Claro que não. Mas quem planta uma oliveira sabe que não lhe comerá as azeitonas. Plantamos para quem vem depois. Desistir de o fazer é perder visão, propósito. Até isso temos que relembrar.
Sim, sento-me todos os dias, com humildade, perante os abençoados escombros, ossadas e uivos. Sento-me com a Saudade do Bosque infinito que não vi e com o compromisso de me tornar Bosque e deixar que o Bosque através de mim comunique e aja, porque é maior e mais sábio e só com a Floresta Mãe posso aprender a linguagem do corpo e do Espírito.
Quem tem olhos verá.
Mas a visão é uma prática. Cada vez que queremos o fácil, o rápido, salvar ou ser salvas(os) e nesses lugares não é a visão que praticamos, mas a cegueira e o entorpecimento. Quando desistimos da alegria também não é a visão que praticamos, mas a cegueira que nos imobiliza perante a dor e onde a dor deixa de poder aportar a mestria da paciência e tantos outros tesouros da beleza colateral da transformação que é também o espaço aberto da ferida sensível.

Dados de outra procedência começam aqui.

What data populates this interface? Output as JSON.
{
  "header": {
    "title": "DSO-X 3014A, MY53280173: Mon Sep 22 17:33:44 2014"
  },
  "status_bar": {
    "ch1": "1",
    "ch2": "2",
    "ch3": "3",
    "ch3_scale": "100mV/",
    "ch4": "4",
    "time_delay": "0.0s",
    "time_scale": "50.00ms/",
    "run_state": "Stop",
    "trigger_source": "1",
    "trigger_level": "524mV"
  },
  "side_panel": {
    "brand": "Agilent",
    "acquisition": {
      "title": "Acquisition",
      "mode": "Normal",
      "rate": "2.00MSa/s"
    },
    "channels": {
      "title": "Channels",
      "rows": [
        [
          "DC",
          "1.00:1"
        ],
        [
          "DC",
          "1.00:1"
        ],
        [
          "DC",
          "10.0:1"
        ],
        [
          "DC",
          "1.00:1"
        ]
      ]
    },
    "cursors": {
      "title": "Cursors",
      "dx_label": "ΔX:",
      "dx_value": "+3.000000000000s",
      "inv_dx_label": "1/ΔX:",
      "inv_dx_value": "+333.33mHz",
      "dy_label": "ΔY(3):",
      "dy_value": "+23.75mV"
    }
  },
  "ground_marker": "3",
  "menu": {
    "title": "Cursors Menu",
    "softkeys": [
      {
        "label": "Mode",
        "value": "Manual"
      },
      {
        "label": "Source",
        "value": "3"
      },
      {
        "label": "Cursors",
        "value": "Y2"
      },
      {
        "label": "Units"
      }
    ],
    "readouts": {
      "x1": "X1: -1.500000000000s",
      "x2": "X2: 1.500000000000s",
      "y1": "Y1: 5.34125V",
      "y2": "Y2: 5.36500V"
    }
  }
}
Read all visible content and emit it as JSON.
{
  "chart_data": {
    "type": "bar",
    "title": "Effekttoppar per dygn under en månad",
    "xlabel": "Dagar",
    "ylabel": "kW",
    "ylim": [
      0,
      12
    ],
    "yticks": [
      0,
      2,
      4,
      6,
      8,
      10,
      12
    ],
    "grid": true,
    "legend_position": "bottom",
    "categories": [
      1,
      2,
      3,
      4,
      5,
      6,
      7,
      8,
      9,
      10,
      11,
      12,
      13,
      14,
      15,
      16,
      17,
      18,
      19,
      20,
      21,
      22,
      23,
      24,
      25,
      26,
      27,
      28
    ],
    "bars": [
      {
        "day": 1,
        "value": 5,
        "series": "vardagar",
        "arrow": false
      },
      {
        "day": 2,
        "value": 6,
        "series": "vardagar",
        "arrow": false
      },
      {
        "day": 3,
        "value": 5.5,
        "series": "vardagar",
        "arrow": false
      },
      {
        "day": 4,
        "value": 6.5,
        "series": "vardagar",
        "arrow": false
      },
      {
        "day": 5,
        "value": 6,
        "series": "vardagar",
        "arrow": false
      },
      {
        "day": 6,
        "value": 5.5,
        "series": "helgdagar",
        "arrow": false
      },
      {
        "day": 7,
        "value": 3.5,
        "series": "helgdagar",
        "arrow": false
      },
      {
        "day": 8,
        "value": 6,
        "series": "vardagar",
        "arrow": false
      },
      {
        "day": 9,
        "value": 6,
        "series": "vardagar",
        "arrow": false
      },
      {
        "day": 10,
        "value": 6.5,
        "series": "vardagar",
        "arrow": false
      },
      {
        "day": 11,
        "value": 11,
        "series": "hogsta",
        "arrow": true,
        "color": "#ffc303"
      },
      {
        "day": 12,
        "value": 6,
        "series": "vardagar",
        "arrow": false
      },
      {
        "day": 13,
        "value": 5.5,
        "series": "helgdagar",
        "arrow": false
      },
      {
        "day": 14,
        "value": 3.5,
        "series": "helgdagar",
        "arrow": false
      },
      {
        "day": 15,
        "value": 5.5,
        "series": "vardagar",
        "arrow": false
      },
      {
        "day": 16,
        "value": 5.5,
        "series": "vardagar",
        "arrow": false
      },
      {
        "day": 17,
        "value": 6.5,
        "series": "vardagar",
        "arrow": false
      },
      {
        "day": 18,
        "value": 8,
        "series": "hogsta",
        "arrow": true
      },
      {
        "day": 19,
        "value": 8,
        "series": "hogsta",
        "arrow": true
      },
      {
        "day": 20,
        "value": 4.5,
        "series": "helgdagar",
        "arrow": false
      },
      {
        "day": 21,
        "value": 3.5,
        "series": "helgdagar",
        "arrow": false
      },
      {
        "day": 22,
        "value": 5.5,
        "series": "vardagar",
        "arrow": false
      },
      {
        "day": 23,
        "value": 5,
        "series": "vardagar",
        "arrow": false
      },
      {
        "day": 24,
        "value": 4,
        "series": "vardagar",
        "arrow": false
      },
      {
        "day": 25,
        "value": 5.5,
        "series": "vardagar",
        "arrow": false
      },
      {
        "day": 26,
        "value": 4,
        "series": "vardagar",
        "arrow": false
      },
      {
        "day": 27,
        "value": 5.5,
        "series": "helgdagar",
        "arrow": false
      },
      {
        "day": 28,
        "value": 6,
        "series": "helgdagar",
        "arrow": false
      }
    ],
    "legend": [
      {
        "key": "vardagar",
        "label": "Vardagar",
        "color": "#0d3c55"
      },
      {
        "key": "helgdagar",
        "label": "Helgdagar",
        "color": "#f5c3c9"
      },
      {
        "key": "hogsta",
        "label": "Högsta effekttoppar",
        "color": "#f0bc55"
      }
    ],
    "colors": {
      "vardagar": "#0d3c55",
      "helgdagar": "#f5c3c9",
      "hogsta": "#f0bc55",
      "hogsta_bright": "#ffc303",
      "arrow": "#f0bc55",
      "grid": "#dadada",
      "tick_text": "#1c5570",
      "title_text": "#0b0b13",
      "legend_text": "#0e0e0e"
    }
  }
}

Cuidemos em simplificar tudo: a vida material, intelectual, relacional. Porque temos que ter espaço para que o Bosque nos adentre e para adentrar o Bosque. Se vamos demasiado cheios nada pode entrar, sequer mover-se.
Resgatemos então o vazio, as mãos que laboram, o silêncio que fala, a prática da visão que é um gesto contra-cultural tremendo. Nunca mas nunca esquecer, que é dos escombros compostados que se faz o novo solo.
A força da Hera é maior do que qualquer muro, e o Bosque atravessa sempre, a erva daninha é pioneira em rasgar chão. Sim, perante os escombros, reverência diante do que cai mas também do que se ergue.
Nascemos do Bosque para aprender a ser Bosque.